Heavenly emissaries Royal Ballet of Cambodia descend on Long Beach
LA Times | 18 October 2014
The mesmerizing Royal Ballet of Cambodia has scheduled a single performance in Long Beach
With a past of dragons, goddesses and real-life slaughter, the Royal Ballet of Cambodia comes to Long Beach
Twenty-four
years ago, the Classical Dance Company of Cambodia astounded audiences
at the Los Angeles Festival with its ritual dances and stories of
fantastical demons and mythical goddesses.
The female dancers
appeared to float, thanks to their mastery of a grounded but flowing
heel-to-toe gait. Their elbows, toes and fingers were curved backward in
hyper-extended poses that defied nature and bone structure.
Now the country's leading
classical dance troupe, which is today called the Royal Ballet of
Cambodia, returns with eight dancers and five musicians for a single
performance Saturday in Long Beach.
Preservation of this
1,000-year-old art form is still the company's primary purpose, but much
has changed, says ballet master Proeung Chhieng, who helped spearhead
the revival after the Vietnamese expelled the Khmer Rouge in 1979. He was artistic director of the group that performed at the Los Angeles Festival.

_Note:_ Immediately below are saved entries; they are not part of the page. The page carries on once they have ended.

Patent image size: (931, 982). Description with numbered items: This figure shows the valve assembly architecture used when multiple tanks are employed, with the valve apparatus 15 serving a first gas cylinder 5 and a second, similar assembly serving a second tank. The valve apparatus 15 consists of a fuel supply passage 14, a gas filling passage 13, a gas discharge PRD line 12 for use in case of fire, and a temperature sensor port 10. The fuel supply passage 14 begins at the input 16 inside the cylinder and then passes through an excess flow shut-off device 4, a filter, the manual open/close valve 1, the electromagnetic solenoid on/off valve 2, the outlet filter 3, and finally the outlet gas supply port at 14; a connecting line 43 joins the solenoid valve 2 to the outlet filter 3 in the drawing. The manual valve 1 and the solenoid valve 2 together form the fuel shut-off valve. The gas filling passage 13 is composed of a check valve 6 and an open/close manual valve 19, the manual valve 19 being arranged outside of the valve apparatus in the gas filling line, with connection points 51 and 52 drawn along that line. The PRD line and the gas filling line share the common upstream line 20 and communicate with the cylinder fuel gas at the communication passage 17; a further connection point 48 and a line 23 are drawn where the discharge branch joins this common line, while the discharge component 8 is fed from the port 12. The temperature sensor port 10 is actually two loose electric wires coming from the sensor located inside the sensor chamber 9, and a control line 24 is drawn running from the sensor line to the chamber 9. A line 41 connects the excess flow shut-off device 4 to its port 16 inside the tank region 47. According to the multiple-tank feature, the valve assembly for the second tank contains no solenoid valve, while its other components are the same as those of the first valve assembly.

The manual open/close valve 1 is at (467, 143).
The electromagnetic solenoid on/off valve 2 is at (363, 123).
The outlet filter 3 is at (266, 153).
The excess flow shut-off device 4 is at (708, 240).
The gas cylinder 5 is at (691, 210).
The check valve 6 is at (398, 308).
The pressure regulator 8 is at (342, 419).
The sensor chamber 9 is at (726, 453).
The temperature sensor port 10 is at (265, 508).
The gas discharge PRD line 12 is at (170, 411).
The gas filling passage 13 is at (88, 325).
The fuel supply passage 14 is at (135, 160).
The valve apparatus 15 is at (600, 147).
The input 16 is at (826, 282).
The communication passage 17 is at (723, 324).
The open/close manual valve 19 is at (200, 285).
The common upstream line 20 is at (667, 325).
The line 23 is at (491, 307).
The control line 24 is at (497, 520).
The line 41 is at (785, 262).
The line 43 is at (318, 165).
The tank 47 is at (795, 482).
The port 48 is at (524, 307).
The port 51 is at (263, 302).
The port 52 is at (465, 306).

That is, the days when dancers lived in the royal
palace, enjoying special privileges and performing only for the
aristocracy, are long gone.
Hundreds of years ago, these women —
men now have limited performing parts — were dedicated to the
magnificent temples that are decorated with their images in bas relief.
Their role was to be a bridge between heaven and Earth, sending prayers
to the gods for rain and for good crop yields.
The
classical dance once again enjoys an imperial association, as it is led
by the daughter of King Norodom Sihanouk, Princess Buppha Devi, who was
a star dancer in the 1960s. The current full troupe of about 40 dancers
are not spiritual emissaries, however, but cultural ambassadors — and
entertainers.
Cambodian dance, in general, is reaching new
heights, said Prumsodun Ok, associate artistic director of Khmer Arts — a
school and company with bases in Long Beach and Takhmao, Cambodia; it
is led by Sophiline Cheam Shapiro, who performed at the 1990 Los Angeles
Festival.
"At
the Royal Ballet, it's a really interesting dynamic because for so long
they were kind of the voice of preservation. Even today, there's a
recognition that tradition is something that's always moving," Ok said.
For
viewers making their first foray to Cambodian classical dance, it can
be a mesmerizing but also disorienting experience because the style is
so different from Western dance technique. In many instances, poses have
specific meanings; hand gestures can symbolize flowers or leaves. Ok
pointed out that it's not necessary to understand the significance of
each gesture but more important to appreciate the dancers' performance
quality.
Principal dancer Chamrouentola Chap began
training when she was 7. Her parents enrolled her in a special school
that offered dance lessons every morning and general subjects the rest
of the day. She was not so interested at first but soon became
passionate about it. Following nine years of study, she is now a leading
performer, a teacher at the Royal University of Fine Arts in Phnom Penh
and a choreographer.
She
said the hyper-extended positions the dancers achieve are accomplished
through years of consistent applied pressure: "We bend those fingers,
except the thumb, the four other fingers, we bend it every day, step by
step."
For all the work that has been done to ensure that the
technique is being passed on, the dance's long-term survival also
depends on other incremental steps — in this case, whether there will be
enough financing to keep it alive. Money is tight.
Said Chhieng,
the master dancer: "We cannot perform often [within Cambodia]. We try to
look for a sponsor or an NGO or a foundation abroad."
In 2003,
UNESCO designated the Royal Ballet an "Intangible Cultural Heritage of
Humanity." The hope is that the dance troupe that survived the Khmer
Rouge will keep the country's traditions alive for the next generation.